Zunächst einmal muss ich sagen, dass es mich wundert, wenn ein Film wie “Snakes on a Plane” durchweg solch positive Rezensionen erhält. Selten hat mich ein Film so enttäuscht wie dieser und das will schon einiges heißen. Schon der Titel nimmt vorweg welch eindimensionale und flache Unterhaltung hier auf einen wartet.

Nach einem verheißungsvollen, weil unterhaltsamen Beginn, flacht die Handlung dermaßen stumpf ab das es schon nicht mehr schön ist. Keinerlei Innovationen oder kreative Ideen und die konturenlose Regieführung sorgen für einen faden Gesamteindruck, der dafür sorgt das jegliche Atmosphäre im Keim erstickt wird.

Natürlich nimmt sich „Snakes on a Plane“ nicht wirklich ernst, doch die extrem überzeichneten Charaktere, die pseudo-coolen Sprüche und vor allem die grottenschlechten Schauspieler ziehen den Film ins Bodenlose. Atmosphärisch versagt der Film ebenfalls auf der ganzen Linie, denn dieses Schlangen-Gewusel ist weder Fisch noch Fleisch. Ob nun als Action-Film, als Tier-Horror oder als eine Symbiose dieser Genres, „Snakes on a Plane“ bleibt dummer Mainstream-Trash für ein anspruchsloses Popcorn-Film Publikum. Nur weil diese Tatsache nicht verhehlt wird, wirkte der Film kein Stück besser auf mich.
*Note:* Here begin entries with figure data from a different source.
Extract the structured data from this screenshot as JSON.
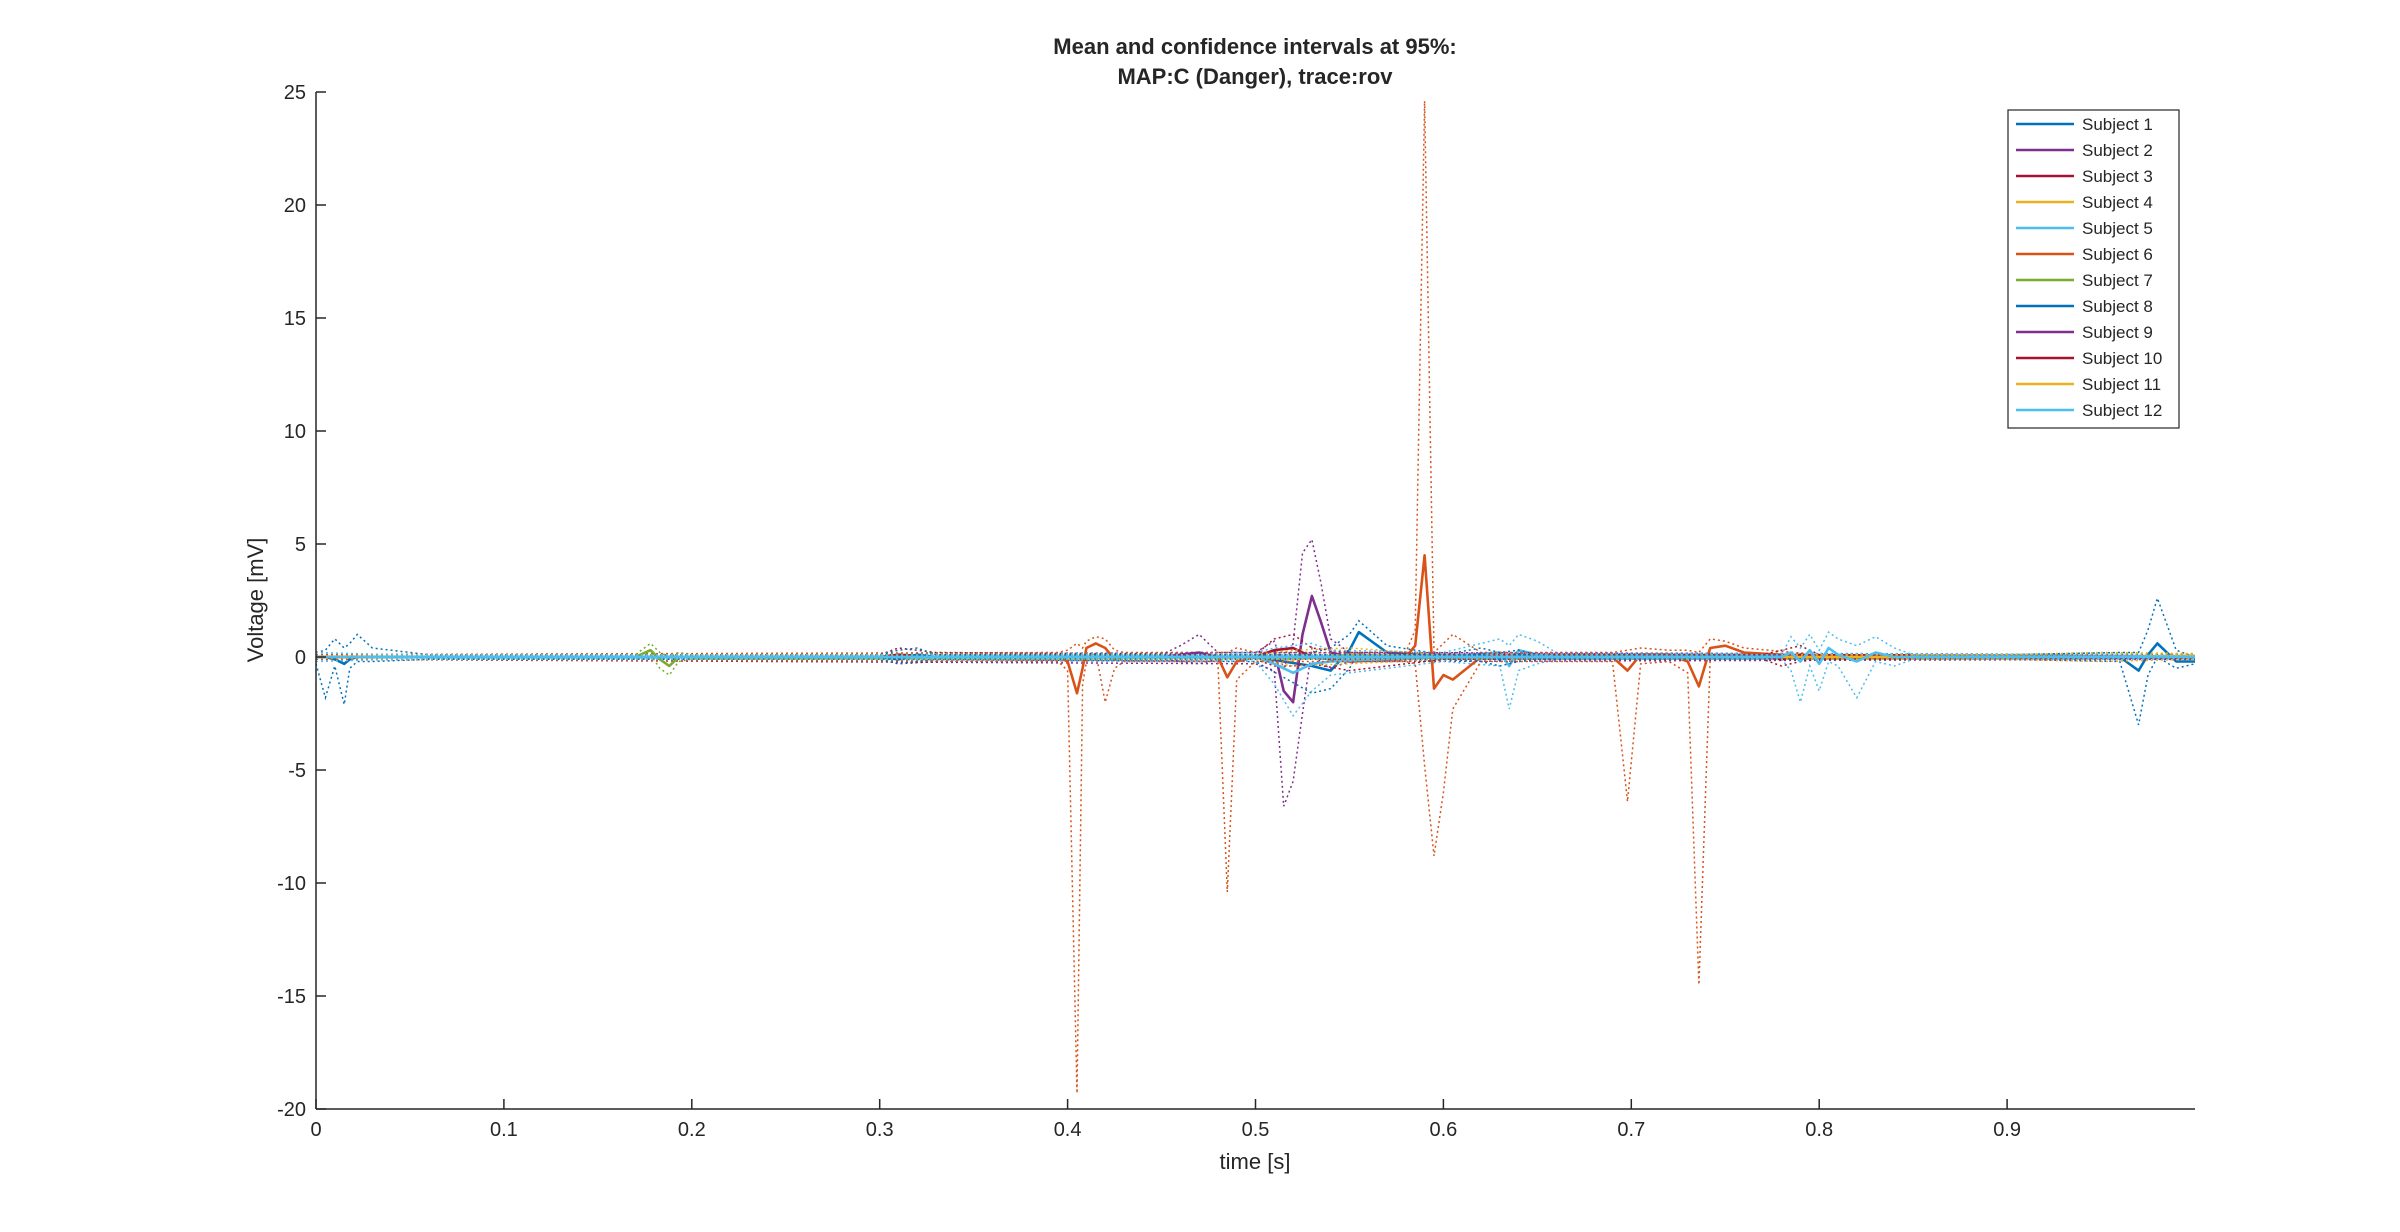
{
  "chart_data": {
    "type": "line",
    "title": "Mean and confidence intervals at 95%:",
    "subtitle": "MAP:C (Danger), trace:rov",
    "xlabel": "time [s]",
    "ylabel": "Voltage [mV]",
    "xlim": [
      0,
      1.0
    ],
    "ylim": [
      -20,
      25
    ],
    "xticks": [
      0,
      0.1,
      0.2,
      0.3,
      0.4,
      0.5,
      0.6,
      0.7,
      0.8,
      0.9
    ],
    "xtick_labels": [
      "0",
      "0.1",
      "0.2",
      "0.3",
      "0.4",
      "0.5",
      "0.6",
      "0.7",
      "0.8",
      "0.9"
    ],
    "yticks": [
      -20,
      -15,
      -10,
      -5,
      0,
      5,
      10,
      15,
      20,
      25
    ],
    "ytick_labels": [
      "-20",
      "-15",
      "-10",
      "-5",
      "0",
      "5",
      "10",
      "15",
      "20",
      "25"
    ],
    "grid": false,
    "legend_position": "top-right",
    "style_note": "solid lines = mean, dotted lines = 95% confidence bounds",
    "series": [
      {
        "name": "Subject 1",
        "color": "#0072BD",
        "x": [
          0,
          0.005,
          0.01,
          0.015,
          0.018,
          0.022,
          0.03,
          0.06,
          0.3,
          0.5,
          0.53,
          0.54,
          0.55,
          0.555,
          0.57,
          0.6,
          0.9,
          0.96,
          0.97,
          0.975,
          0.98,
          0.99,
          1.0
        ],
        "y": [
          0,
          0,
          -0.1,
          -0.3,
          -0.1,
          0,
          0,
          0,
          0,
          0,
          -0.4,
          -0.6,
          0.3,
          1.1,
          0.2,
          0,
          0,
          0,
          -0.6,
          0.1,
          0.6,
          -0.2,
          -0.2
        ],
        "upper": [
          0.2,
          0.3,
          0.8,
          0.4,
          0.6,
          1.0,
          0.4,
          0.1,
          0.1,
          0.2,
          0.2,
          0.4,
          1.0,
          1.6,
          0.5,
          0.1,
          0.1,
          0.2,
          0.2,
          1.2,
          2.6,
          0.3,
          0
        ],
        "lower": [
          -0.3,
          -1.8,
          -0.4,
          -2.1,
          -0.5,
          -0.2,
          -0.2,
          -0.1,
          -0.1,
          -0.2,
          -1.6,
          -1.4,
          -0.5,
          0.2,
          -0.2,
          -0.1,
          -0.1,
          -0.2,
          -3.0,
          -0.8,
          0,
          -0.5,
          -0.3
        ]
      },
      {
        "name": "Subject 2",
        "color": "#7E2F8E",
        "x": [
          0,
          0.5,
          0.51,
          0.515,
          0.52,
          0.525,
          0.53,
          0.535,
          0.54,
          0.55,
          1.0
        ],
        "y": [
          0,
          0,
          0.3,
          -1.5,
          -2.0,
          1.0,
          2.7,
          1.5,
          0.2,
          0,
          0
        ],
        "upper": [
          0.1,
          0.2,
          0.7,
          -0.5,
          0.6,
          4.6,
          5.2,
          3.2,
          0.8,
          0.2,
          0.1
        ],
        "lower": [
          -0.1,
          -0.3,
          -0.6,
          -6.6,
          -5.5,
          -2.5,
          0.4,
          -0.3,
          -0.5,
          -0.2,
          -0.1
        ]
      },
      {
        "name": "Subject 3",
        "color": "#A2142F",
        "x": [
          0,
          0.3,
          0.31,
          0.33,
          0.5,
          0.51,
          0.52,
          0.53,
          0.55,
          0.6,
          1.0
        ],
        "y": [
          0,
          0,
          0.1,
          0,
          0,
          0.3,
          0.4,
          0,
          -0.2,
          0,
          0
        ],
        "upper": [
          0.05,
          0.1,
          0.4,
          0.2,
          0.1,
          0.8,
          1.0,
          0.4,
          0.2,
          0.1,
          0.05
        ],
        "lower": [
          -0.05,
          -0.1,
          -0.3,
          -0.2,
          -0.1,
          -0.4,
          -0.4,
          -0.3,
          -0.6,
          -0.1,
          -0.05
        ]
      },
      {
        "name": "Subject 4",
        "color": "#EDB120",
        "x": [
          0,
          0.5,
          0.52,
          0.55,
          0.6,
          0.9,
          1.0
        ],
        "y": [
          0,
          0,
          -0.1,
          0.1,
          0,
          0,
          0.05
        ],
        "upper": [
          0.05,
          0.1,
          0.3,
          0.4,
          0.1,
          0.1,
          0.15
        ],
        "lower": [
          -0.05,
          -0.1,
          -0.4,
          -0.3,
          -0.1,
          -0.1,
          -0.05
        ]
      },
      {
        "name": "Subject 5",
        "color": "#4DBEEE",
        "x": [
          0,
          0.5,
          0.51,
          0.52,
          0.53,
          0.54,
          0.6,
          0.63,
          0.635,
          0.64,
          0.65,
          0.66,
          1.0
        ],
        "y": [
          0,
          0,
          -0.3,
          -0.7,
          -0.3,
          -0.2,
          0,
          0.2,
          -0.4,
          0.3,
          0.1,
          0,
          0
        ],
        "upper": [
          0.1,
          0.2,
          0.4,
          0.5,
          0.6,
          0.3,
          0.2,
          0.8,
          0.5,
          1.0,
          0.7,
          0.2,
          0.1
        ],
        "lower": [
          -0.1,
          -0.2,
          -1.2,
          -2.6,
          -1.5,
          -0.8,
          -0.2,
          -0.4,
          -2.3,
          -0.6,
          -0.3,
          -0.1,
          -0.1
        ]
      },
      {
        "name": "Subject 6",
        "color": "#D95319",
        "x": [
          0,
          0.395,
          0.4,
          0.405,
          0.408,
          0.41,
          0.415,
          0.42,
          0.425,
          0.43,
          0.48,
          0.485,
          0.49,
          0.5,
          0.58,
          0.585,
          0.59,
          0.595,
          0.6,
          0.605,
          0.62,
          0.69,
          0.698,
          0.705,
          0.72,
          0.73,
          0.736,
          0.742,
          0.75,
          0.76,
          0.8,
          1.0
        ],
        "y": [
          0,
          0,
          -0.2,
          -1.6,
          -0.5,
          0.4,
          0.6,
          0.4,
          -0.1,
          0,
          0,
          -0.9,
          -0.2,
          0,
          0,
          0.5,
          4.5,
          -1.4,
          -0.8,
          -1.0,
          0,
          0,
          -0.6,
          0.1,
          0.1,
          -0.2,
          -1.3,
          0.4,
          0.5,
          0.2,
          0,
          0
        ],
        "upper": [
          0.1,
          0.2,
          0.3,
          0.6,
          0.4,
          0.7,
          0.9,
          0.8,
          0.3,
          0.2,
          0.2,
          0.2,
          0.4,
          0.2,
          0.2,
          1.2,
          24.6,
          0.2,
          0.6,
          1.0,
          0.2,
          0.2,
          0.3,
          0.4,
          0.3,
          0.3,
          0.2,
          0.8,
          0.7,
          0.4,
          0.1,
          0.05
        ],
        "lower": [
          -0.1,
          -0.2,
          -0.6,
          -19.3,
          -1.2,
          -0.2,
          0.2,
          -2.0,
          -0.5,
          -0.2,
          -0.2,
          -10.4,
          -1.0,
          -0.2,
          -0.2,
          -0.3,
          -4.8,
          -8.8,
          -6.0,
          -2.3,
          -0.2,
          -0.2,
          -6.4,
          -0.3,
          -0.2,
          -0.7,
          -14.5,
          -0.1,
          0.1,
          -0.1,
          -0.1,
          -0.05
        ]
      },
      {
        "name": "Subject 7",
        "color": "#77AC30",
        "x": [
          0,
          0.17,
          0.178,
          0.183,
          0.188,
          0.193,
          0.2,
          1.0
        ],
        "y": [
          0,
          0,
          0.3,
          -0.1,
          -0.4,
          0,
          0,
          0
        ],
        "upper": [
          0.05,
          0.1,
          0.6,
          0.2,
          0,
          0.2,
          0.1,
          0.05
        ],
        "lower": [
          -0.05,
          -0.1,
          0.1,
          -0.5,
          -0.8,
          -0.2,
          -0.1,
          -0.05
        ]
      },
      {
        "name": "Subject 8",
        "color": "#0072BD",
        "x": [
          0,
          0.3,
          0.31,
          0.32,
          0.33,
          0.6,
          0.62,
          0.63,
          0.64,
          0.65,
          1.0
        ],
        "y": [
          0,
          0,
          -0.1,
          0.1,
          0,
          0,
          0.1,
          -0.1,
          0.1,
          0,
          0
        ],
        "upper": [
          0.05,
          0.1,
          0.3,
          0.4,
          0.1,
          0.1,
          0.4,
          0.2,
          0.3,
          0.1,
          0.05
        ],
        "lower": [
          -0.05,
          -0.1,
          -0.3,
          -0.2,
          -0.1,
          -0.1,
          -0.2,
          -0.4,
          -0.2,
          -0.1,
          -0.05
        ]
      },
      {
        "name": "Subject 9",
        "color": "#7E2F8E",
        "x": [
          0,
          0.45,
          0.46,
          0.47,
          0.48,
          1.0
        ],
        "y": [
          0,
          0,
          0.1,
          0.2,
          0,
          0
        ],
        "upper": [
          0.05,
          0.1,
          0.5,
          1.0,
          0.2,
          0.05
        ],
        "lower": [
          -0.05,
          -0.1,
          -0.2,
          -0.3,
          -0.1,
          -0.05
        ]
      },
      {
        "name": "Subject 10",
        "color": "#A2142F",
        "x": [
          0,
          0.77,
          0.78,
          0.79,
          0.8,
          1.0
        ],
        "y": [
          0,
          0,
          -0.1,
          0.1,
          0,
          0
        ],
        "upper": [
          0.05,
          0.1,
          0.3,
          0.5,
          0.1,
          0.05
        ],
        "lower": [
          -0.05,
          -0.1,
          -0.4,
          -0.2,
          -0.1,
          -0.05
        ]
      },
      {
        "name": "Subject 11",
        "color": "#EDB120",
        "x": [
          0,
          0.9,
          0.95,
          1.0
        ],
        "y": [
          0,
          0,
          0,
          0.05
        ],
        "upper": [
          0.05,
          0.1,
          0.2,
          0.15
        ],
        "lower": [
          -0.05,
          -0.1,
          -0.2,
          -0.1
        ]
      },
      {
        "name": "Subject 12",
        "color": "#4DBEEE",
        "x": [
          0,
          0.04,
          0.05,
          0.78,
          0.785,
          0.79,
          0.795,
          0.8,
          0.805,
          0.81,
          0.82,
          0.83,
          0.84,
          0.85,
          1.0
        ],
        "y": [
          0,
          0,
          0,
          0,
          0.2,
          -0.2,
          0.3,
          -0.3,
          0.4,
          0.1,
          -0.2,
          0.2,
          0,
          0,
          0
        ],
        "upper": [
          0.2,
          0.1,
          0.1,
          0.1,
          0.9,
          0.4,
          1.0,
          0.3,
          1.1,
          0.8,
          0.5,
          0.9,
          0.4,
          0.1,
          0.05
        ],
        "lower": [
          -0.2,
          -0.1,
          -0.1,
          -0.1,
          -0.6,
          -2.0,
          -0.4,
          -1.5,
          -0.2,
          -0.4,
          -1.8,
          -0.2,
          -0.4,
          -0.1,
          -0.05
        ]
      }
    ]
  }
}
Was an Action zu sehen ist kann genauso wenig überzeugen wie die plumpen Effekte, selbst optisch stellt dieses Machwerk eine komplette Enttäuschung dar. Unspektakulär und mit relativ wenig Action ausgestattet, hätte eine Premiere auf DVD wohl besser gepasst.

Die Rollenwahl von Superstar Samuel L. Jackson lässt in letzter Zeit mehr als zu wünschen übrig und die immergleiche Verkörperung stereotyper Charaktere mag dem kommerziellen Erfolg zuträglich sein, künstlerisch hat sich Jackson in letzter Zeit nur wenige Gefallen getan. Das sinnlose in den Himmel heben eines solchen Schauspielers führt im Allgemeinen zu solchen Höhenflügen und zur Konzentration auf die immer wieder gleiche Rolle. „Snakes on a Plane“ ist ein neuer Schandfleck in einer ehemals astreinen Filmografie.

Unverständlich wie enthusiastisch ein solcher Film aufgenommen werden kann, meiner Meinung nach ist die ganze Aufmerksamkeit in keiner Form gerechtfertigt, denn das hat man schon x-mal gesehen. Außer Jackson ist der gesamte Cast unbekannt und einfach nur untalentiert. Das gleiche gilt für die austauschbare und klischeehafte Musik von Trevor Rabin, welche nicht mal biederen Durchschnitt darstellt.

Mit „Final Destination 2“ und „Final Call“ konnte Regisseur Ellis bisher zwei durchaus ansehnliche Werke fabrizieren, doch nun dürfte ihm der kommerzielle Durchbruch edgültig gelungen sein. Nach knapp 105 Minuten hat man es zwar überstanden, unterhaltsam oder gar interessant ist „Snakes on a Plane“ in keiner Sekunde und gehört zu den schlechtesten Filmen aller Zeiten.

Fazit: Absolut nicht lohnenswert, auf ganzer Linie misslungen. Nur für hartgesottene B-Movie Fans und aufgrund des übertriebenen Hypes und der allgemeinen Überbewertung vergebe ich das Punkteminimum.